Labor Committee Plans Paid FMLA Hearing
The General Assembly’s Labor and Public Employees Committee has reserved two paid family and medical leave concept bills for an upcoming public hearing.
While these proposals are only a sentence long at this point, past versions evolved into expensive mandates that required Connecticut businesses to incur a host of costly new burdens.
Who Pays?
Paid family and medical leave sounds great at first—until people realize that money from their own paychecks funds the program.
Last year’s version of the bill would have required employees in even the smallest of businesses to divert a portion of their paychecks into a statewide paid family and medical leave fund.
In return, the employee would be allowed to take up to 12 weeks a year for the care of their own or a family member’s illness.
The employee would be eligible to receive 100% of their pay during that leave—up to $1,000 per week.

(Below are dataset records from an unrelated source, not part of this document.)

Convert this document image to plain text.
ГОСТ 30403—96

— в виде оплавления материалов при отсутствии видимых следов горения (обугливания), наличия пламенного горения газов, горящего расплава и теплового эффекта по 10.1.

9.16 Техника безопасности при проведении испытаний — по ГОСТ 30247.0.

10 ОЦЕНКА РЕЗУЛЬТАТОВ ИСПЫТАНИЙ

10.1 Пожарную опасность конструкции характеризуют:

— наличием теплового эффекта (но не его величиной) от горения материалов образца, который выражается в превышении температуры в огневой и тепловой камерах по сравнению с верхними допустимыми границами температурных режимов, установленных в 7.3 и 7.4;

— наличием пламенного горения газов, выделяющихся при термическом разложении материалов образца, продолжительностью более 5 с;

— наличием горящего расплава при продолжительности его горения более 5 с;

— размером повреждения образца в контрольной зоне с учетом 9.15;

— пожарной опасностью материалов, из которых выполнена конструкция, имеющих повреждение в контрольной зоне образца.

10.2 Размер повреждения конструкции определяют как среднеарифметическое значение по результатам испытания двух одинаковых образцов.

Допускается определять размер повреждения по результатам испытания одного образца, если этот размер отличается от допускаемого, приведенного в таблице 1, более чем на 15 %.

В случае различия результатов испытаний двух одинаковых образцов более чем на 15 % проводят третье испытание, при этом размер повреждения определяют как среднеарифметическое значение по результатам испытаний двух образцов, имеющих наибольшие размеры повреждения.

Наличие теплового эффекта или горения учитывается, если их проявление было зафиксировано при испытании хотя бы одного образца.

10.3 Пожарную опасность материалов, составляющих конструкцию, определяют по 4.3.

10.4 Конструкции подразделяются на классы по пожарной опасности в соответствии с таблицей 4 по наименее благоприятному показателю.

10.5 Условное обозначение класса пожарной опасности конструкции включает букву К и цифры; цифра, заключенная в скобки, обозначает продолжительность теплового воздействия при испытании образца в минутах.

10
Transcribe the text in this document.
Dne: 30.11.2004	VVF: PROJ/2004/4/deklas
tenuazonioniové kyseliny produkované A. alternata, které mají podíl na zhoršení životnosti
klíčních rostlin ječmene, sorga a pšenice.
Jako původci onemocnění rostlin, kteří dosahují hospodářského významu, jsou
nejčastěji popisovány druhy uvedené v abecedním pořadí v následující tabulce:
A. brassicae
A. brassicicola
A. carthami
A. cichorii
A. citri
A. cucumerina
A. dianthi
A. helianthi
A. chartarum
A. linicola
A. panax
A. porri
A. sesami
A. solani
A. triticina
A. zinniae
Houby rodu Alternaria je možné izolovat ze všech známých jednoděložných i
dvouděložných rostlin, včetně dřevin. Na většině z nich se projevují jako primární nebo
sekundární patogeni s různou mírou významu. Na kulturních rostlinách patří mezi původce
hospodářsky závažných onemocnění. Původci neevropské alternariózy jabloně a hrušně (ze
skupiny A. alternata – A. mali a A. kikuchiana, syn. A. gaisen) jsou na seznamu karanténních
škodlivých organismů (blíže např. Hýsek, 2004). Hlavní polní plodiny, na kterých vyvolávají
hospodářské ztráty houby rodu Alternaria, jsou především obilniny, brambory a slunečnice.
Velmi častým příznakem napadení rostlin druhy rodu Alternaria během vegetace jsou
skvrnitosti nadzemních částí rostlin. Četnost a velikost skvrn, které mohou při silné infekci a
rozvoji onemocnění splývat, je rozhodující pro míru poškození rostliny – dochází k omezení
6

While employees pay for a benefit they may never use—or one their coworkers could abuse—the program is by no means free to employers or the state.
While the labor committee approved the 2016 measure on a 9-4 vote, the bill died when the state Senate did not act on it.
Bureaucratic Burden
A study conducted by a Connecticut-based policy group that supports paid sick leave noted the 2016 proposal carried a $13 million startup cost, and would force the state to hire 120 new employees at an annual cost of around $18 million to run the program.
That’s a lot of money for a state that’s already facing annual deficits of about $1.5 billion in each of the next two years.
That doesn’t work out to much of a good deal for employees—all of whom will pay for the program in both taxes and payroll deductions.
Employees would be better off buying their own short-term disability policy, or saving a little extra in case of a medical emergency, as opposed to being forced to pay into a program they may never use.
The proposal carried a $13 million startup cost, and would force the state to hire 120 new employees at an annual cost of around $18 million.
CBIA will monitor these two concept bills throughout the legislative session.
We also expect that some lawmakers will insist there are no costs associated with this proposal and that it’s actually good for business because it will help retain younger workers.
But the reality is that too many Connecticut workers have fled our borders for states where there are no paid family leave programs—but plenty of jobs.
Connecticut lost 13,300 jobs in the last six months of 2016. Without businesses moving here or expanding in the state, the conversation about employee benefits is moot.
That's why lawmakers should focus first on creating jobs before worrying about the benefits those jobs provide.